Un retour à l'Antique. Alors qu'à la même époque, Pier Paolo
Pasolini réinterprète le mythe antique d'Œdipe (Œdipe Roi, 1967) avant d'adapter le grand classique de la
littérature italienne Le Décaméron (1971)
d'après Boccace, Federico Fellini adapte le
Satyricon, d'après l'auteur latin Pétrone[1].
Comme Pasolini, le retour de Fellini aux grands classiques de la littérature italienne
est autant mue par une volonté de retourner aux sources de la culture nationale
que par un amour de ces textes violents et baroques que l'époque des années 60
pouvait enfin aborder sans modification et atténuation.
L'œuvre de Pétrone, satire des
mœurs romaines, séduit naturellement le réalisateur de La Dolce Vita dont on connait la fascination pour la décadence. Le
climat est malsain et libidineux: les esclaves sont autant asservis socialement
que sexuellement. Fellini nous livre des impressionnantes scènes d'orgies
teintées d'exotisme et scande son film de scènes de nus et de pédérastie. Le
texte incomplet de Pétrone et sa forme picaresque permettent à Fellini de
développer une intrigue complètement décousue, assurément onirique: on suit les
mésaventures d'Encolpe, jeune romain amoureux de son esclave, qui se ballade de
festin en bordel, devient prisonnier dans une galère, kidnappe un
hermaphrodite, parcourt le désert, combat le minotaure...

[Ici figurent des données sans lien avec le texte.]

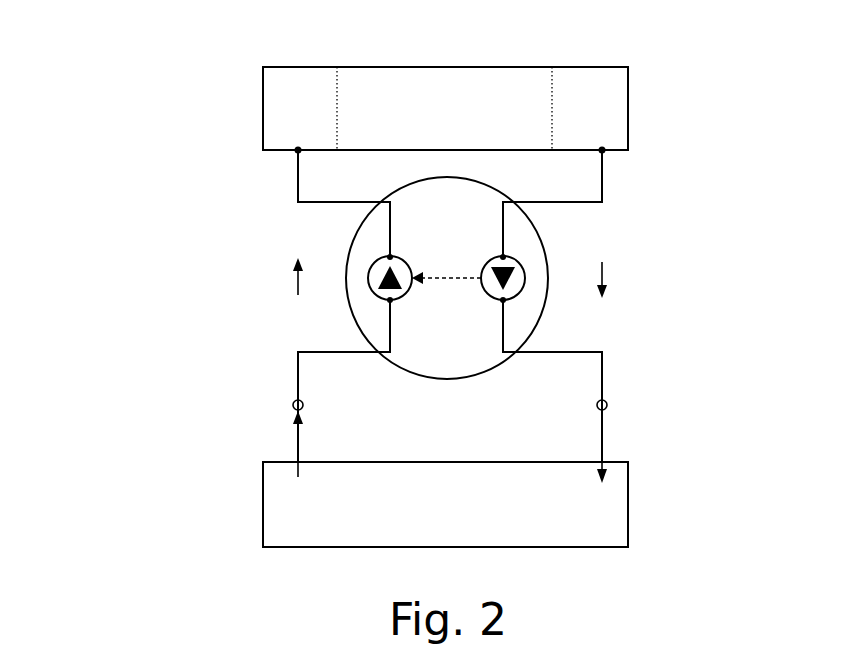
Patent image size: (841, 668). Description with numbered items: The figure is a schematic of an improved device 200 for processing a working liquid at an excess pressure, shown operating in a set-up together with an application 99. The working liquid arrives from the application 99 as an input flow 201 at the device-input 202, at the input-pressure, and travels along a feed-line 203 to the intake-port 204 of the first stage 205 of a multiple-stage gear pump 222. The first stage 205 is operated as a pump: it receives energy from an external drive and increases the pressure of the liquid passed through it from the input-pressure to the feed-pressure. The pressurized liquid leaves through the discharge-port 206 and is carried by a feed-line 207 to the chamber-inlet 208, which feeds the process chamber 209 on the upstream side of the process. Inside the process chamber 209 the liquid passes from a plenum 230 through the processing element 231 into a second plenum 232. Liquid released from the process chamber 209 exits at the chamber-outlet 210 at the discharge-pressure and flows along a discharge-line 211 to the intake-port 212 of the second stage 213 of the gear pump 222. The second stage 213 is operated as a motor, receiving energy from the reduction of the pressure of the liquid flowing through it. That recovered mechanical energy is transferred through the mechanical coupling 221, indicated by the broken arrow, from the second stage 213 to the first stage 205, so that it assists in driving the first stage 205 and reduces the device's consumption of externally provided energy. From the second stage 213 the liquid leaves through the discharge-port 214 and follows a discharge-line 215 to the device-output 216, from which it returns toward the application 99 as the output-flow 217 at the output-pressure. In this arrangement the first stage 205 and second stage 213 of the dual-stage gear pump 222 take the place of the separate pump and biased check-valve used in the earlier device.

The device 200 is at (106, 138).
The application 99 is at (290, 503).
The input flow 201 is at (298, 442).
The device-input 202 is at (293, 405).
The feed-line 203 is at (298, 352).
The intake-port 204 is at (389, 301).
The first stage 205 is at (368, 279).
The discharge-port 206 is at (388, 256).
The feed-line 207 is at (298, 202).
The chamber-inlet 208 is at (297, 151).
The process chamber 209 is at (545, 64).
The chamber-outlet 210 is at (603, 151).
The discharge-line 211 is at (602, 202).
The intake-port 212 is at (505, 256).
The second stage 213 is at (523, 278).
The discharge-port 214 is at (505, 301).
The discharge-line 215 is at (602, 352).
The device-output 216 is at (607, 404).
The output-flow 217 is at (602, 437).
The mechanical coupling 221 is at (443, 271).
The multiple-stage gear pump 222 is at (472, 381).
The plenum 230 is at (298, 83).
The processing element 231 is at (430, 80).
The plenum 232 is at (604, 82).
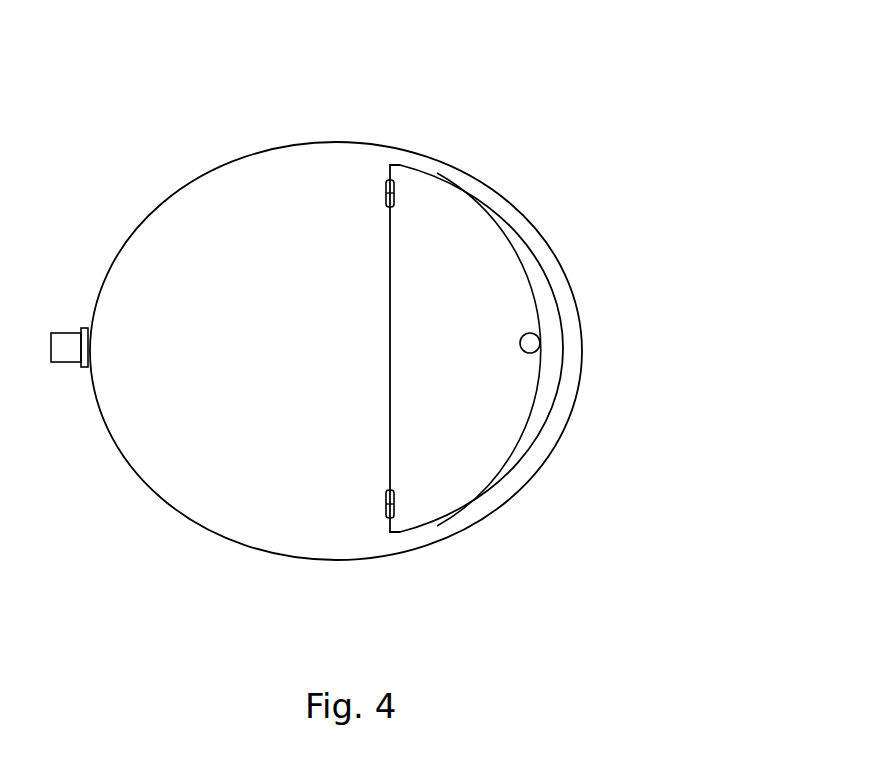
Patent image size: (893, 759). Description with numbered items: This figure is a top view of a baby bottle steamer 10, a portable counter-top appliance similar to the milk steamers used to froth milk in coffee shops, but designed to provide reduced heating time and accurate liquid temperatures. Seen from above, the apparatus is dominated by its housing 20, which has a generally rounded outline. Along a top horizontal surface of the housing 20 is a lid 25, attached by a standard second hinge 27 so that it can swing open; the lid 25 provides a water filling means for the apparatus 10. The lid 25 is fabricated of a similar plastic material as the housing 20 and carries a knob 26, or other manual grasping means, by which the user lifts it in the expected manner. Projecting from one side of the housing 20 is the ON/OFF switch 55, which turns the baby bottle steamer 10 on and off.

The baby bottle steamer 10 is at (757, 193).
The housing 20 is at (237, 198).
The lid 25 is at (467, 232).
The knob 26 is at (532, 343).
The second hinge 27 is at (389, 178).
The ON/OFF switch 55 is at (78, 333).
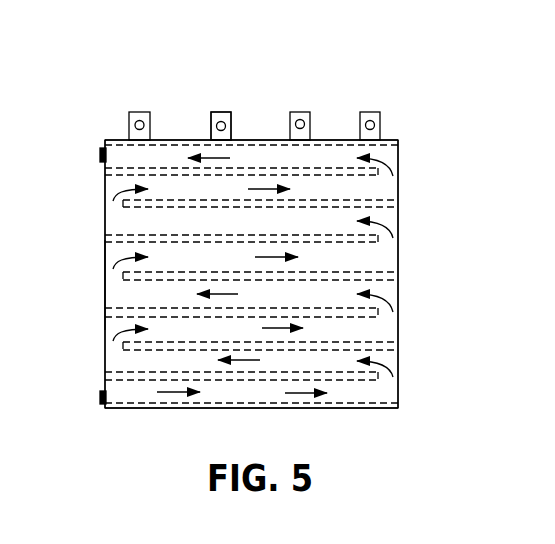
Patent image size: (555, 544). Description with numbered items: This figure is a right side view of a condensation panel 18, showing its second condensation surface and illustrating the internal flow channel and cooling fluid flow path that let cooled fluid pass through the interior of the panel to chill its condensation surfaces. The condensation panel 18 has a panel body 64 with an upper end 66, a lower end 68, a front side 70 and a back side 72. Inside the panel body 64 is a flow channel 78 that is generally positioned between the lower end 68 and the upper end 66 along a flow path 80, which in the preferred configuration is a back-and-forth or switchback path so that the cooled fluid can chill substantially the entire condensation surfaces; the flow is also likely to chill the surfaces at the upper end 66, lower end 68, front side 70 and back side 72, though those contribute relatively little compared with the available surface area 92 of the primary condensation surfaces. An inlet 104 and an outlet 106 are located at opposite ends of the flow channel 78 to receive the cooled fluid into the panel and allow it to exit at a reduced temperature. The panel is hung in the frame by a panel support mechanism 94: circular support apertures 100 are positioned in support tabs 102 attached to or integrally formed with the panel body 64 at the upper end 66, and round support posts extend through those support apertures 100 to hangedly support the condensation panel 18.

The condensation panel 18 is at (268, 102).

Mais un film moderne et pop. L'univers érotique du Fellini-Satyricon évoque les fresques
coquines de Pompéi. Mais l'on pense aussi aux peintures académiques comme
celles luxueuses d'Alma Tadema ou Le
Marché aux esclaves de Gustave Boulanger. Mais Fellini réinvente le visuel associé
à l'Antiquité en poussant jusqu'à l'extrême une vision délirante qui s'illustre
par des obsessions personnelles récurrentes (le goût du grotesque, des obèses et
des nains) ou un sens du grandiose, de l'artifice (la taille des décors, les
scènes de folie collective). Trash, surréaliste, le Fellini-Satyricon apparait bien comme un film de son temps, à
l'heure du psychédélisme des années 60: le film aurait d'ailleurs été présenté
en avant-première à New York, devant un public des milliers de jeunes sous
emprise de drogue...
Cette adaptation d'un classique
de la littérature romaine frappe donc par sa violence et sa modernité. Fellini
se prête même à des anachronismes volontaires (le personnage principal se
promène un moment dans une gallérie d'art à l'aspect "pop") et a fait
appel à des musiciens pionniers de la musique électro (le turc İlhan Mimaroğlu et l'américain Tod Dockstader) pour
seconder Nino Rota dans une bande-son planante et expérimentale. Deux ans
après, Fellini allait poursuivre cette voie d'un cinéma déjanté avec Fellini-Roma.
25.06.13.
[1]
Une autre adaptation du Satyricon,
est sortie simultanément au film de Fellini. À cause du réalisateur Gian Luigi
Polidoro qui l'a devancé de quelques mois dans la réalisation de sa version du Satyricon (1968), Fellini a dû rajouter
son nom au titre de son film, après avoir perdu son procès contre Polidoro.